Reviewed by Gian Claudio Batic, University of Naples ‘L’Orientale’
This collection of folk tales is the natural complement to two preceding works published by the same author in 2004 and 2007: Kabba: A Nilo-Saharan language of the Central African Republic and (with Jean-Pierre Dingatoloum) Kabba-English-French dictionary, respectively, both published by LINCOM Europa.
This book is divided into five parts. The first four sections are devoted to the thirty-four Kabba tales collected by the author. In the first section, the stories are presented in the original language; the three following sections display French, English, and German translations, respectively. The final part of the book is comprised of a collection of eighty-one Kabba proverbs along with translations (in French, English, and German) and an explanatory/interpretative note.
Each tale is introduced by an illustration representing the main characters involved in the story. The name of the storyteller, as well as that of the translator (if any), is given below the title. The transcription of the Kabba version follows the orthography established by the author, with accent marks employed to mark low and high tones.
Rich in formulaic language, which works to establish a special connection between the storyteller and the listener, the thirty-four tales offer an important point of view upon the world, exemplifying human relationships from a culture-oriented perspective. Through metaphorical and symbolic conceptualization, these tales ‘imply acceptable norms of behaviour, cultural values, belief systems and acceptable relationships between people’ (vii).

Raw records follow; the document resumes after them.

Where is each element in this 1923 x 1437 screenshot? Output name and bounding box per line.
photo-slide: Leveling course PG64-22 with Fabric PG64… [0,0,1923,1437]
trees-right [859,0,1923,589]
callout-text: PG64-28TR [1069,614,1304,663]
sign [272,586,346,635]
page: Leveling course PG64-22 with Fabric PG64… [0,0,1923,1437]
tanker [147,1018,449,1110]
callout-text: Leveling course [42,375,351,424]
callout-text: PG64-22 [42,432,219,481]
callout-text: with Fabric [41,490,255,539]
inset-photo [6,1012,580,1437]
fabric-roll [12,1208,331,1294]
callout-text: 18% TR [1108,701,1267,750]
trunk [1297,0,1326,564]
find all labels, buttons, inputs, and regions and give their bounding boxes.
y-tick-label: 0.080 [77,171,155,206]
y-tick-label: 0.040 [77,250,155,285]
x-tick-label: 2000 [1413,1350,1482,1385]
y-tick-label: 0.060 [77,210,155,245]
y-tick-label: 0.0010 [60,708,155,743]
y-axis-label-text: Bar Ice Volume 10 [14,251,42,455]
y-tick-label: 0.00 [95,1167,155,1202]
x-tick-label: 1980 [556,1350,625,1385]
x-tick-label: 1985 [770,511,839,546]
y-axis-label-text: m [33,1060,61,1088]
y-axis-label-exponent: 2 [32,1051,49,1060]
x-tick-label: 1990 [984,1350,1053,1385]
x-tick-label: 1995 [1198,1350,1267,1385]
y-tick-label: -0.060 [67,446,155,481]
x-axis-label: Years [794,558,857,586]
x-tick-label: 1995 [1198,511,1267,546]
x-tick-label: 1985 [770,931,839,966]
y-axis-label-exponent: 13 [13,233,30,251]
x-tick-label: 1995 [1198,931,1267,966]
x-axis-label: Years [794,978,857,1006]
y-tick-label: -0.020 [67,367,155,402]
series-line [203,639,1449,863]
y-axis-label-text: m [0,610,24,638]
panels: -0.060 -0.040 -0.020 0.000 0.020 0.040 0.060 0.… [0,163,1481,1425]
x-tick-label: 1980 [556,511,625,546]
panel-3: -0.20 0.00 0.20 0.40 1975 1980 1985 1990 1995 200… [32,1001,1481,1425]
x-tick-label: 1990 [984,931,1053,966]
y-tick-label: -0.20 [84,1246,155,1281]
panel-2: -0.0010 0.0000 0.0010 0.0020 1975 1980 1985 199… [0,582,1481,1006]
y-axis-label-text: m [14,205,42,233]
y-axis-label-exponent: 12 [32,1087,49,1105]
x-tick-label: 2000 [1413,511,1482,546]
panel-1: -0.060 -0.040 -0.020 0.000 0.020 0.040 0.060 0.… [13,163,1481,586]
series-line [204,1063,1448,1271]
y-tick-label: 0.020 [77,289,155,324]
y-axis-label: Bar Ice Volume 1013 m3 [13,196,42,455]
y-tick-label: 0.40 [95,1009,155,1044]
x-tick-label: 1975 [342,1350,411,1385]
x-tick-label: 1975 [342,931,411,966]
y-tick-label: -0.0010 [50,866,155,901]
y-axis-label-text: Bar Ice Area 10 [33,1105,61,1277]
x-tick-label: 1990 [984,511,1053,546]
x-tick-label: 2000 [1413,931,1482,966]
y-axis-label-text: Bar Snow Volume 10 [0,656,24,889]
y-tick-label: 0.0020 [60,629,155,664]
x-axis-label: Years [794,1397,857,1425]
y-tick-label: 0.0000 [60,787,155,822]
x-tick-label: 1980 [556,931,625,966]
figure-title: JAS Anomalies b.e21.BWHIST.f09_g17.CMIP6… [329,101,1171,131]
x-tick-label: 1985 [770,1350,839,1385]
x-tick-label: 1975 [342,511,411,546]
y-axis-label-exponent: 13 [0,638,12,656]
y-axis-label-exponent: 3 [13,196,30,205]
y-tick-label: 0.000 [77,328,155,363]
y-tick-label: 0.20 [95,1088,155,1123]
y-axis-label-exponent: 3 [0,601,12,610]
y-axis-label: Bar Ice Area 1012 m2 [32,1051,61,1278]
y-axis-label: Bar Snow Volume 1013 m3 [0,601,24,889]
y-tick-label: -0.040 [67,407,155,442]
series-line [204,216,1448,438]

The folk tales use animals to convey moral, educational, or social messages.. The employment of characters taken from the animal world is a crosslinguistic and well-known feature in African cultures and oral traditions. Common themes in the tales are easy to find, for example the struggle between strong (but naïve) and small (but clever) animals. Hausa oral literature, represented mostly by the tatsuniyoyi, is rich in animal characters depicting human weakness and strength: the tricky spider and the clever cockroach are constantly kept busy by their will to cheat and exploit stronger but ingenuous creatures, similar to the rat in the Kabba tale ‘The lion and the rat’ (19). These stories often involve a certain degree of magic and cruelty, with the explicit aim to warn against antisocial behaviors. It is the case of ‘A mother and her son’, a tale that targets the practice and notion of incest.
This book shows once more the author’s commitment in describing and documenting a minority language. The texts compiled here strengthen M’s previous grammatical and lexical descriptions by offering the scientific community a rich bulk of data.